Sejatinya, setiap Muslim sebagai hamba Allah dalam kehidupannya haruslah tunduk dan patuh pada segala aturan hukum dalam syariat Islam yang telah diperintahkan oleh Allah SWT yang tidak boleh ada tawar-menawar. Dengan segala ketentuan tersebut, hukum Allah harus berada di atas segalanya, Hak Allah menetapkan aturan bukan manusia
Hukum Allah adalah hukum yang tegak di atas keadilan. Allah SWT berfirman: “Apakah hukum jahiliyah yang mereka cari? Dan siapakah yang lebih baik hukumnya dari pada hukum Allah bagi orang-orang yang yakin.” (Q.S Al-Maidah: 50).

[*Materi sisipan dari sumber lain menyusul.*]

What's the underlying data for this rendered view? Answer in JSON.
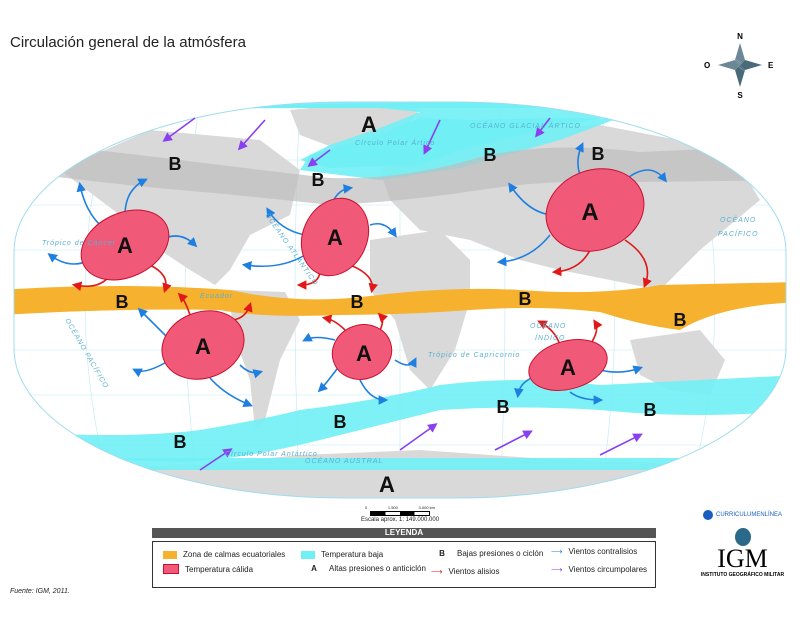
{
  "title": "Circulación general de la atmósfera",
  "compass": {
    "n": "N",
    "s": "S",
    "e": "E",
    "o": "O"
  },
  "map_labels": {
    "arctic": "OCÉANO GLACIAL ÁRTICO",
    "polar_n": "Círculo Polar Ártico",
    "cancer": "Trópico de Cáncer",
    "pacific_r1": "OCÉANO",
    "pacific_r2": "PACÍFICO",
    "atlantic": "OCÉANO ATLÁNTICO",
    "ecuador": "Ecuador",
    "pacific_l": "OCÉANO PACÍFICO",
    "indico1": "OCÉANO",
    "indico2": "ÍNDICO",
    "capricornio": "Trópico de Capricornio",
    "polar_s": "Círculo Polar Antártico",
    "austral": "OCÉANO AUSTRAL"
  },
  "highs": [
    "A",
    "A",
    "A",
    "A",
    "A",
    "A",
    "A",
    "A"
  ],
  "lows": [
    "B",
    "B",
    "B",
    "B",
    "B",
    "B",
    "B",
    "B",
    "B",
    "B",
    "B",
    "B"
  ],
  "scale": {
    "ticks": [
      "0",
      "1.500",
      "3.000 km"
    ],
    "text": "Escala aprox. 1: 149.000.000"
  },
  "legend": {
    "header": "LEYENDA",
    "items": {
      "ecuatorial": "Zona de calmas ecuatoriales",
      "calida": "Temperatura cálida",
      "baja": "Temperatura baja",
      "b_sym": "B",
      "b": "Bajas presiones o ciclón",
      "a_sym": "A",
      "a": "Altas presiones o anticiclón",
      "alisios": "Vientos alisios",
      "contralisios": "Vientos contralisios",
      "circumpolares": "Vientos circumpolares"
    }
  },
  "colors": {
    "orange": "#f6b12e",
    "red": "#f05a78",
    "cyan": "#6ff0f5",
    "land": "#d9d9d9",
    "blue": "#1e7fe0",
    "redarrow": "#e01818",
    "purple": "#8a3ff0"
  },
  "source": "Fuente: IGM, 2011.",
  "logos": {
    "curriculum": "CURRICULUMENLÍNEA",
    "igm": "IGM",
    "igm_sub": "INSTITUTO GEOGRÁFICO MILITAR"
  }
}
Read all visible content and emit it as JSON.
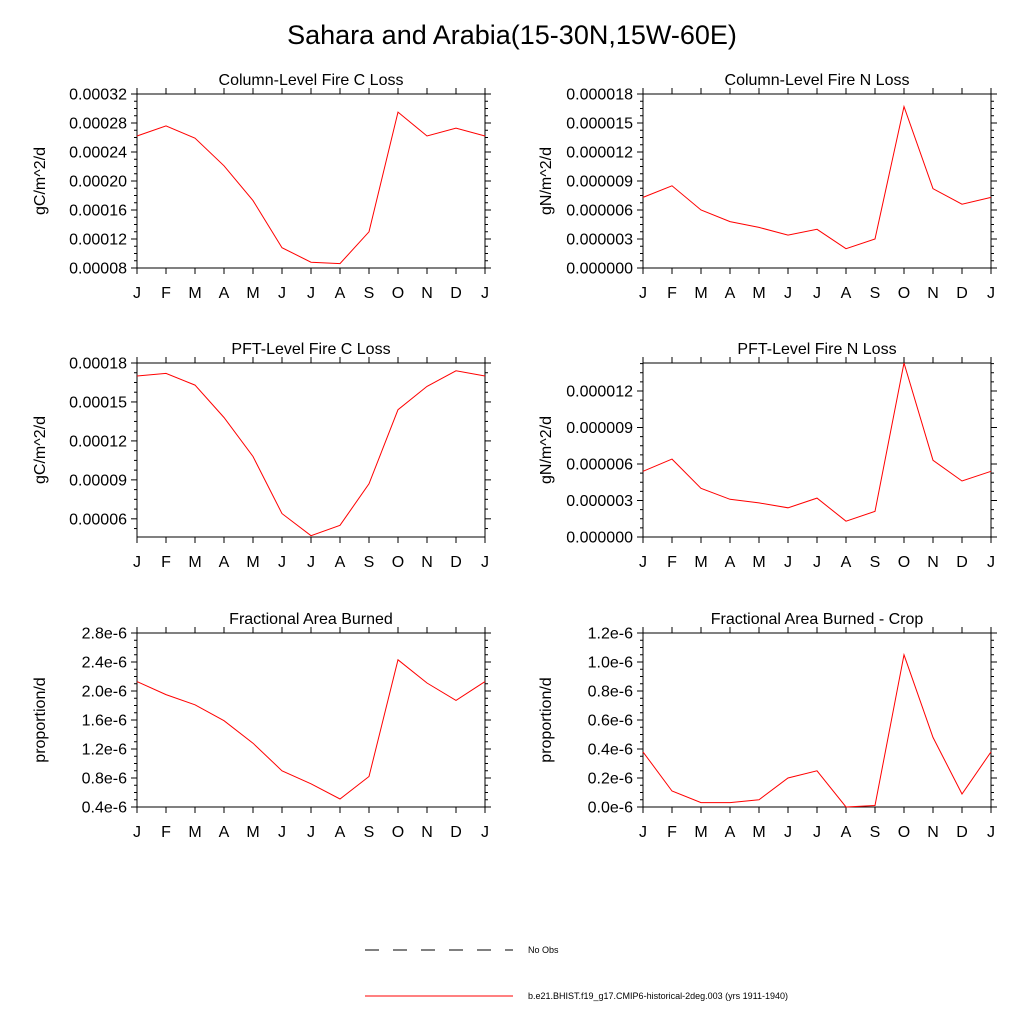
{
  "title": "Sahara and Arabia(15-30N,15W-60E)",
  "colors": {
    "series": "#ff0000",
    "obs": "#000000",
    "axis": "#000000"
  },
  "legend": {
    "obs_label": "No Obs",
    "model_label": "b.e21.BHIST.f19_g17.CMIP6-historical-2deg.003 (yrs 1911-1940)"
  },
  "chart_data": [
    {
      "type": "line",
      "title": "Column-Level Fire C Loss",
      "ylabel": "gC/m^2/d",
      "categories": [
        "J",
        "F",
        "M",
        "A",
        "M",
        "J",
        "J",
        "A",
        "S",
        "O",
        "N",
        "D",
        "J"
      ],
      "yticks": [
        "0.00008",
        "0.00012",
        "0.00016",
        "0.00020",
        "0.00024",
        "0.00028",
        "0.00032"
      ],
      "ylim": [
        8e-05,
        0.00032
      ],
      "grid": false,
      "series": [
        {
          "values": [
            0.000262,
            0.000276,
            0.000259,
            0.000221,
            0.000173,
            0.000108,
            8.8e-05,
            8.6e-05,
            0.00013,
            0.000295,
            0.000262,
            0.000273,
            0.000262
          ]
        }
      ]
    },
    {
      "type": "line",
      "title": "Column-Level Fire N Loss",
      "ylabel": "gN/m^2/d",
      "categories": [
        "J",
        "F",
        "M",
        "A",
        "M",
        "J",
        "J",
        "A",
        "S",
        "O",
        "N",
        "D",
        "J"
      ],
      "yticks": [
        "0.000000",
        "0.000003",
        "0.000006",
        "0.000009",
        "0.000012",
        "0.000015",
        "0.000018"
      ],
      "ylim": [
        0,
        1.8e-05
      ],
      "grid": false,
      "series": [
        {
          "values": [
            7.3e-06,
            8.5e-06,
            6e-06,
            4.8e-06,
            4.2e-06,
            3.4e-06,
            4e-06,
            2e-06,
            3e-06,
            1.67e-05,
            8.2e-06,
            6.6e-06,
            7.3e-06
          ]
        }
      ]
    },
    {
      "type": "line",
      "title": "PFT-Level Fire C Loss",
      "ylabel": "gC/m^2/d",
      "categories": [
        "J",
        "F",
        "M",
        "A",
        "M",
        "J",
        "J",
        "A",
        "S",
        "O",
        "N",
        "D",
        "J"
      ],
      "yticks": [
        "0.00006",
        "0.00009",
        "0.00012",
        "0.00015",
        "0.00018"
      ],
      "ylim": [
        4.6e-05,
        0.00018
      ],
      "grid": false,
      "series": [
        {
          "values": [
            0.00017,
            0.000172,
            0.000163,
            0.000138,
            0.000108,
            6.4e-05,
            4.7e-05,
            5.5e-05,
            8.7e-05,
            0.000144,
            0.000162,
            0.000174,
            0.00017
          ]
        }
      ]
    },
    {
      "type": "line",
      "title": "PFT-Level Fire N Loss",
      "ylabel": "gN/m^2/d",
      "categories": [
        "J",
        "F",
        "M",
        "A",
        "M",
        "J",
        "J",
        "A",
        "S",
        "O",
        "N",
        "D",
        "J"
      ],
      "yticks": [
        "0.000000",
        "0.000003",
        "0.000006",
        "0.000009",
        "0.000012"
      ],
      "ylim": [
        0,
        1.43e-05
      ],
      "grid": false,
      "series": [
        {
          "values": [
            5.4e-06,
            6.4e-06,
            4e-06,
            3.1e-06,
            2.8e-06,
            2.4e-06,
            3.2e-06,
            1.3e-06,
            2.1e-06,
            1.43e-05,
            6.3e-06,
            4.6e-06,
            5.4e-06
          ]
        }
      ]
    },
    {
      "type": "line",
      "title": "Fractional Area Burned",
      "ylabel": "proportion/d",
      "categories": [
        "J",
        "F",
        "M",
        "A",
        "M",
        "J",
        "J",
        "A",
        "S",
        "O",
        "N",
        "D",
        "J"
      ],
      "yticks": [
        "0.4e-6",
        "0.8e-6",
        "1.2e-6",
        "1.6e-6",
        "2.0e-6",
        "2.4e-6",
        "2.8e-6"
      ],
      "ylim": [
        4e-07,
        2.8e-06
      ],
      "grid": false,
      "series": [
        {
          "values": [
            2.13e-06,
            1.95e-06,
            1.81e-06,
            1.59e-06,
            1.28e-06,
            9e-07,
            7.2e-07,
            5.1e-07,
            8.2e-07,
            2.43e-06,
            2.11e-06,
            1.87e-06,
            2.13e-06
          ]
        }
      ]
    },
    {
      "type": "line",
      "title": "Fractional Area Burned - Crop",
      "ylabel": "proportion/d",
      "categories": [
        "J",
        "F",
        "M",
        "A",
        "M",
        "J",
        "J",
        "A",
        "S",
        "O",
        "N",
        "D",
        "J"
      ],
      "yticks": [
        "0.0e-6",
        "0.2e-6",
        "0.4e-6",
        "0.6e-6",
        "0.8e-6",
        "1.0e-6",
        "1.2e-6"
      ],
      "ylim": [
        0,
        1.2e-06
      ],
      "grid": false,
      "series": [
        {
          "values": [
            3.8e-07,
            1.1e-07,
            3e-08,
            3e-08,
            5e-08,
            2e-07,
            2.5e-07,
            0.0,
            1e-08,
            1.05e-06,
            4.8e-07,
            9e-08,
            3.8e-07
          ]
        }
      ]
    }
  ]
}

Islam adalah agama yang syumul, mengatur seluruh aspek kehidupan manusia, senantiasa mengatur segenap perbuatan manusia, permasalahan hukum (keputusan), syari’at (peraturan), dan taqadhi (berperkara) selayaknya hanya diserahkan kepada Allah semata, bukan diserahkan kepada kehendak manusia yang selalu berubah, cenderung berdasar kepentingan dan hawa nafsu.
Allah adalah al-Khaliq (sang pencipta) yang telah menciptakan segala sesuatu, dan kepunyaan-Nya kerajaan langit dan bumi, dan apa yang ada di antara keduanya. Allah SWT berfirman: “Ingatlah, menciptakan dan memerintah hanyalah hak Allah. Mahasuci Allah, Rabb semesta alam.” (Q.S Al-A’raf [7]: 54).
Dari sini, maka manusia wajib kembali kepada syariat Allah SWT yang telah menciptakan manusia guna mendatangkan segala kebaikan. Sebagaimana sebagai aqidah kita kepada laa ilaha ilallah, tiada tuhan selain Allah, seorang hamba harus berkomitmen dengan aqidahnya, bukan menyembah kebebasan, apalagi menyembah manusia. Sesungguhnya, semua masalah yang terjadi di dunia ini akibat dari menyia-nyiakan syariat. Wallahu’alam bi shawab.